Have you ever received a call from someone who had their mobile phone in their back pocket? Some people wiggle whilst they walk, causing them to instigate a phone call by accident. Butt dialing, or pocket dialing as it is more politely known, may not sound like much of a problem. However, it results in a waste of resources when the call is made to emergency services like the police or fire fighters. Imagine the scenario: a call is connected to the emergency services but nobody is speaking to the operator. Perhaps it is a butt call, but it may also be a person who is injured or too afraid to speak. So every call like that needs to be investigated, and efforts made to speak to the caller and confirm their location. Is there a way to reduce the time wasted on butt calls, to save money and allow operators to concentrate on the calls that really matter? That was what Google tried to find out by analyzing emergency calls in San Francisco.
Google has a charitable program where they lend out skilled technologists to help find solutions for social problems. When Google’s team looked into the increase in emergency calls made in San Francisco, they found evidence that an increasing number of calls had been accidentally dialed. In total, they estimated accidental dialing was the cause of 20 percent of all emergency calls. However, to reach that conclusion, they literally sat with operators and listened to a sample 475 calls as they were received. Google’s team had to do this because data was not being collected with sufficient granularity to identify what proportion of calls were accidentally dialed. Though operators assigned a category to every call they handled, the ones which were accidentally dialed were lumped in with other calls in the ‘miscellaneous’ or ‘unknown’ categories, because there was no standard category for accidentally dialed calls, even when operators had spoken to the dialer and confirmed there was no emergency.
The work done by Google reminds me of work that I have done on analyzing so-called ‘reason’ codes for the calls received by customer contact centers. If you have a list of 100 reason codes but find 30 percent of calls are lumped into one category, whilst over 50 codes have only one or two calls assigned to them, then the disparity should smack management in the face. When this occurs, it is time to change the codes in order to collect more actionable data. You do not need lots of detail about a tiny number of calls, and you want to understand more about the calls going into the top category. As a consequence, the theoretically ideal breakdown would allocate an equal number of calls to each reason code.

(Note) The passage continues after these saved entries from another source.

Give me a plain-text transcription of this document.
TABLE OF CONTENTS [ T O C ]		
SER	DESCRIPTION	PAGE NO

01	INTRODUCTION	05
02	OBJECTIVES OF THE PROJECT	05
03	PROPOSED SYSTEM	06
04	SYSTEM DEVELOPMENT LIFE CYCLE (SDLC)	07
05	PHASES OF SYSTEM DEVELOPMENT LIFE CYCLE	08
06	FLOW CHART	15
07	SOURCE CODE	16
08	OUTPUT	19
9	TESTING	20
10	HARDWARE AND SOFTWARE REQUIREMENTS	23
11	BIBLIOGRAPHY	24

An even spread ensures you have useful detail without setting unrealistic expectations for your customer service representatives. Making the right operational improvements – like reducing the number of complaints through proactively giving customers better information – begins with collecting data that you can act upon. When you have the right data, you can identify issues and then motivate and track improvement.
Not surprisingly, most of Google’s recommendations in their report to the San Francisco authorities also concentrated on gathering better data. For example, they suggested that a new code be dedicated for accidental calls, and that the source of every call – whether fixed-line or mobile – be automatically captured. Where a suspected accidental call has been received, one key method to save time and improve efficiency would be to automate the process of calling and/or texting the sender back. And with better data, Google’s team anticipated superior management of staff time through improved planning and tracking of the variance between the expected and actual volume of calls received.
Though the changes proposed by Google would be cheap and easy to implement, they would help to ensure resources were focused on real emergencies. My general perception is that the public sector can often do a better job of gathering data in order to drive increased efficiency. However, the private sector is not perfect either. Google loves to do clever analysis of data, but it is a universal truth that you cannot do clever analysis unless you collect the data in the first place.